Here’s just three reasons why it works so well.

Goes against tradition

HotelTonight offers consumers the chance to book last minute hotel rooms via its app or mobile website, similar to the likes of Hotels.com or LateRooms.

In contrast to the aforementioned examples, HotelTonight doesn’t tend to focus on inspirational travel content.

Instead, it boldly takes a different tack.

This year, its “Visit, Don’t Stay” campaign is based on the simple idea that you might not want to stay with your family at Christmas time.

It has created a variety of funny print ads to demonstrate why.

Choosing to go against the sickly-sweet theme of family togetherness, it cleverly takes the simple and highly relatable idea – that we might have to put up with family rather than enjoy seeing them – and runs with it. 

It gets the balance right, too.

The anti-family feeling comes off as jovial rather than hateful or serious, conveniently promoting the brand’s promise of a room whenever you need it.

Gets consumers involved

Alongside humorous print and video ads, HotelTonight has been rolling out efforts to engage consumers on social media.

This is in the form of a competition, whereby users are asked to explain their own reasons for not staying the night at a family member’s house, with the best (or worst) winning HotelTonight credits as a rewards.

Using the hashtag #HotelTonight on Facebook and Twitter, it’s easy to get involved, with a presence on multiple platforms leading to high visibility and increased awareness of the brand. 

Creates something memorable

With most travel brands going for an experience-led approach – building on the idea that millennials in particular crave adventure and spontaneity – HotelTonight’s focus on humour makes a nice change.

With CMO, Ray Elias, suggesting that the company’s competition is “big brands with deep war chests that have been advertising for years” – its clearly designed to be disruptive. Its highly visual nature sets it apart.

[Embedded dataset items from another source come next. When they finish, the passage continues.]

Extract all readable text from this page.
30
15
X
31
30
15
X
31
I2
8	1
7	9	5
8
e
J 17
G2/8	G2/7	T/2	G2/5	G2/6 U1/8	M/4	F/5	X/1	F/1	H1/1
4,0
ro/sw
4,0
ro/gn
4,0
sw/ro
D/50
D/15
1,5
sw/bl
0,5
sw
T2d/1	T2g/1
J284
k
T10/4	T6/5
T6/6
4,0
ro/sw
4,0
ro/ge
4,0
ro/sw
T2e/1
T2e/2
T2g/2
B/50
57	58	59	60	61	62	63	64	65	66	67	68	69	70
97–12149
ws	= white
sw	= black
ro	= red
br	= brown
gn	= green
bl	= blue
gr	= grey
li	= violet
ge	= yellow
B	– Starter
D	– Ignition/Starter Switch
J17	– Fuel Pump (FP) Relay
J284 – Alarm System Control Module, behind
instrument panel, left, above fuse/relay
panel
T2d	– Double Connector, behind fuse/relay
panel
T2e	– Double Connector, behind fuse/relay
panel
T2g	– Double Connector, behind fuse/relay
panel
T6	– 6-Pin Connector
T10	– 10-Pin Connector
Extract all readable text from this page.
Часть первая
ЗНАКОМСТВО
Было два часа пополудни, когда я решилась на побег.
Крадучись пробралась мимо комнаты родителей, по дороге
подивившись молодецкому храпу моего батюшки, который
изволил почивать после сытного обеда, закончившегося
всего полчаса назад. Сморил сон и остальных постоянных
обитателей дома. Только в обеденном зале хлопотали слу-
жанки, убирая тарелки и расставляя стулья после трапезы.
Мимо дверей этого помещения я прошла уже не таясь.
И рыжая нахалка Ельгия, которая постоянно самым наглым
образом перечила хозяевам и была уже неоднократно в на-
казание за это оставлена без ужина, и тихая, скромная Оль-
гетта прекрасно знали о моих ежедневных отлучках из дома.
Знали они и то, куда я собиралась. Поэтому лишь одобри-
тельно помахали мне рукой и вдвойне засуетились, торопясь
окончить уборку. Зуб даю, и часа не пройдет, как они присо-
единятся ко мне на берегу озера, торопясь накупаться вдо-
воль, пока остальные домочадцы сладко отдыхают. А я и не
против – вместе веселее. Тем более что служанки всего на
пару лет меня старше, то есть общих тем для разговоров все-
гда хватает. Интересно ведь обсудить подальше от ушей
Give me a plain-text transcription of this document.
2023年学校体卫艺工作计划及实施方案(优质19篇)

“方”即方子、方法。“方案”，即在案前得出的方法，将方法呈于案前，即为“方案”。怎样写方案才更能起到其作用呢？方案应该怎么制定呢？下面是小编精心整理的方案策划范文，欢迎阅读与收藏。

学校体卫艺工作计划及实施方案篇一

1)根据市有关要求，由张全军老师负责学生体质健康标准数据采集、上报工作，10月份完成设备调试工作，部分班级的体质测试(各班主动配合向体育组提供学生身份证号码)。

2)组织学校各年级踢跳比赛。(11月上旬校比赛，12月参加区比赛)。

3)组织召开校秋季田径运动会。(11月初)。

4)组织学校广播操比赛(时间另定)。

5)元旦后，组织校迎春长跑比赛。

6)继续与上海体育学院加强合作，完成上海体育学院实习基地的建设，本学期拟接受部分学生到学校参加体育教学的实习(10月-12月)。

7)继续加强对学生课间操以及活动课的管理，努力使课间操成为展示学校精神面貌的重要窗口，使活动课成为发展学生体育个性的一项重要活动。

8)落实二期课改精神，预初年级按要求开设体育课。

Others try to do this by creating a distinctive tone of voice. AirBnB is welcoming and reassuring, for example, while HostelWorld is overly comical. 

However, words are limited in the “Visit, Don’t Stay” campaign.

In fact, the video ads include no spoken words whatsoever.

A bold image and tagline of “Family overload?” is all that’s needed, resulting in a simple but memorable message.

So, if you’re one of those people who’s a bit concerned about staying with the family in a few weeks’ time – at least you can take comfort in these gloriously relatable ads.